Insbesondere scheitert der Anspruch nicht an § 8 Abs. 2 Sozialgesetzbuch
– Zweites Buch – Grundsicherung für Arbeitsuchende – (SGB II).
Hiernach können Ausländer nur erwerbstätig (i. S. d. § 8 Abs. 1
SGB II) sein, wenn ihnen die Aufnahme einer Beschäftigung erlaubt ist (1. Alt.)

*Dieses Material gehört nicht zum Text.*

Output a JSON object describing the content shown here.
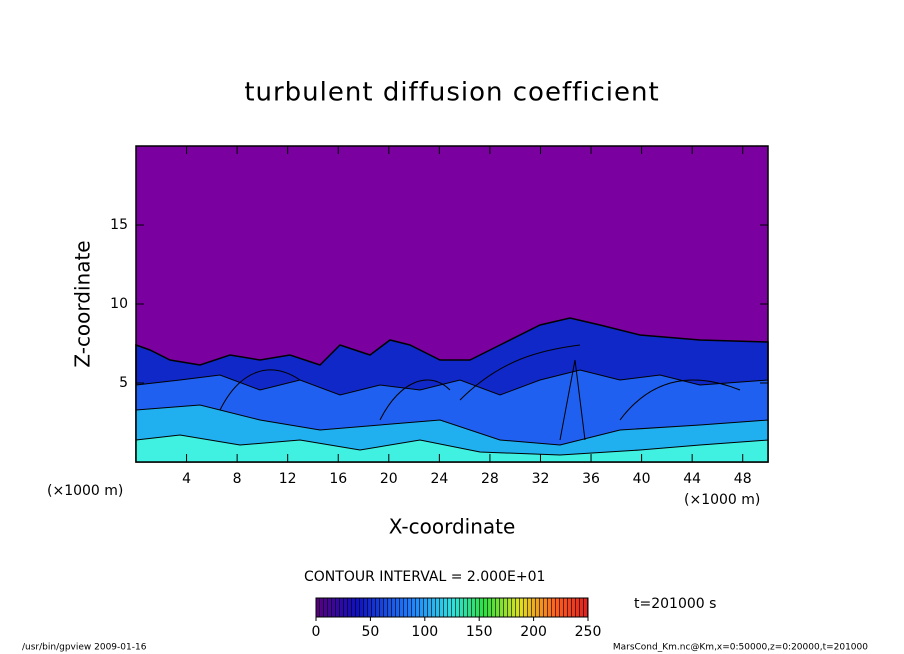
{
  "chart_data": {
    "type": "contour",
    "title": "turbulent diffusion coefficient",
    "x_label": "X-coordinate",
    "y_label": "Z-coordinate",
    "x_unit_label": "(×1000 m)",
    "xlim": [
      0,
      50
    ],
    "xticks": [
      4,
      8,
      12,
      16,
      20,
      24,
      28,
      32,
      36,
      40,
      44,
      48
    ],
    "ylim": [
      0,
      20
    ],
    "yticks": [
      5,
      10,
      15
    ],
    "contour_interval_label": "CONTOUR INTERVAL = 2.000E+01",
    "time_label": "t=201000 s",
    "colorbar_lim": [
      0,
      250
    ],
    "colorbar_ticks": [
      0,
      50,
      100,
      150,
      200,
      250
    ],
    "footer_left": "/usr/bin/gpview   2009-01-16",
    "footer_right": "MarsCond_Km.nc@Km,x=0:50000,z=0:20000,t=201000"
  }
}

oder erlaubt werden könnte (2. Alt.). Im vorliegenden Fall sind die Voraussetzungen
aus § 8 Abs. 2 2. Alt. SGB II gegeben. Bereits nach dem
Wortlaut der Vorschrift kommt es nicht darauf an, ob eine entsprechende Erlaubnis
bereits erteilt ist; vielmehr reicht es aus, wenn ein rechtlicher Zugang zum
Arbeitsmarkt für den Fall gegeben wäre, dass keine geeigneten inländischen Arbeitskräfte
zur Verfügung ständen (Valgolio, in: Hauck/Noftz, SGB II, § 8, Rn. 20 f.
mit dem Hinweis, die Arbeitssuche stünde gerade nicht unter einem Erlaubnisvorbehalt).

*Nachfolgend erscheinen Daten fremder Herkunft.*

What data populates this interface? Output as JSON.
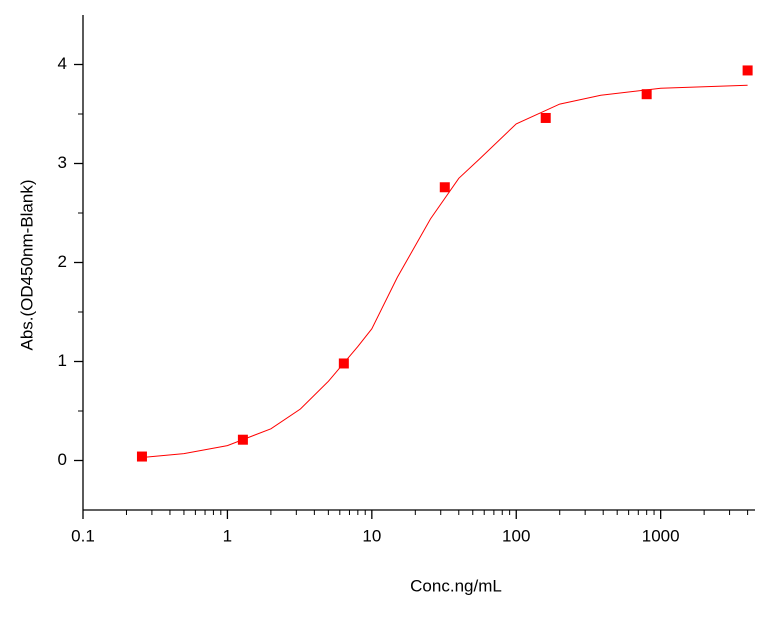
{
  "chart_data": {
    "type": "scatter",
    "xlabel": "Conc.ng/mL",
    "ylabel": "Abs.(OD450nm-Blank)",
    "xscale": "log",
    "xlim": [
      0.1,
      4500
    ],
    "xticks": [
      0.1,
      1,
      10,
      100,
      1000
    ],
    "ylim": [
      -0.5,
      4.5
    ],
    "yticks": [
      0,
      1,
      2,
      3,
      4
    ],
    "series": [
      {
        "type": "scatter",
        "color": "#ff0000",
        "x": [
          0.256,
          1.28,
          6.4,
          32,
          160,
          800,
          4000
        ],
        "values": [
          0.04,
          0.21,
          0.98,
          2.76,
          3.46,
          3.7,
          3.94
        ]
      },
      {
        "type": "line",
        "color": "#ff0000",
        "x": [
          0.256,
          0.5,
          1,
          2,
          3.2,
          5,
          8,
          10,
          15,
          25.5,
          40,
          56,
          100,
          200,
          385,
          1000,
          4000
        ],
        "values": [
          0.03,
          0.07,
          0.15,
          0.32,
          0.52,
          0.8,
          1.15,
          1.33,
          1.85,
          2.44,
          2.85,
          3.05,
          3.4,
          3.6,
          3.69,
          3.76,
          3.79
        ]
      }
    ]
  }
}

Abzuweichen ist hiervon nur für den Fall, dass einem Ausländer bei vorausschauender
Betrachtungsweise realistischerweise in keinem denkbaren Fall eine Erwerbstätigkeit
erlaubt werden könnte (so Spellbrink, in: Eicher/Spellbrink, SGB II, § 7,
Rn. 12). Letzteres ist insbesondere dann der Fall, wenn die Ausländerbehörde
bereits ausdrücklich gegen die Aufnahme einer Erwerbstätigkeit entschieden hat
(vgl. LSG Berlin-Brandenburg, Beschluss vom 13.12.2005, L 25 B 1281/05 AS ER;
Brühl, in: LPK-SGB II, § 8, Rn. 35, wonach Ausländer, denen ausnahmsweise
ausländerrechtlich eine Erwerbstätigkeit untersagt worden ist, von Leistungen
nach dem SGB II ausgeschlossen sind). Anders liegt es jedoch, wenn –
wie hier – die Aufnahme einer Erwerbstätigkeit von einer Zustimmung der
Ausländerbehörde abhängt, die anhand einzelfallbezogener Kriterien zu prüfen
ist. Vor diesem Hintergrund ist zu beachten, dass § 8 Abs. 1 SGB II
auch von denjenigen Hilfebedürftigen, die nicht dem Ausländerrecht unterfallen,
nicht etwa eine vollschichtige Einsatzfähigkeit für jedwede denkbare Erwerbstätigkeit
verlangt. Auch hier kann die Arbeitsaufnahme im Einzelfall von behördlichen
Genehmigungen (etwa Gaststätten- oder lebensmittelrechtlicher Art) abhängig
sein, ohne dass hierdurch die Erwerbsfähigkeit insgesamt in Frage gestellt wäre.
(...)
Dem Anspruch steht auch nicht entgegen, dass sich der Antragsteller möglicherweise
entgegen ausländerrechtlicher Bestimmungen im örtlichen Zuständigkeitsbereich
der Antragsgegnerin aufhält.
Die Antragsgegnerin ist örtlich zuständiger Leistungsträger, § 36 SGB II.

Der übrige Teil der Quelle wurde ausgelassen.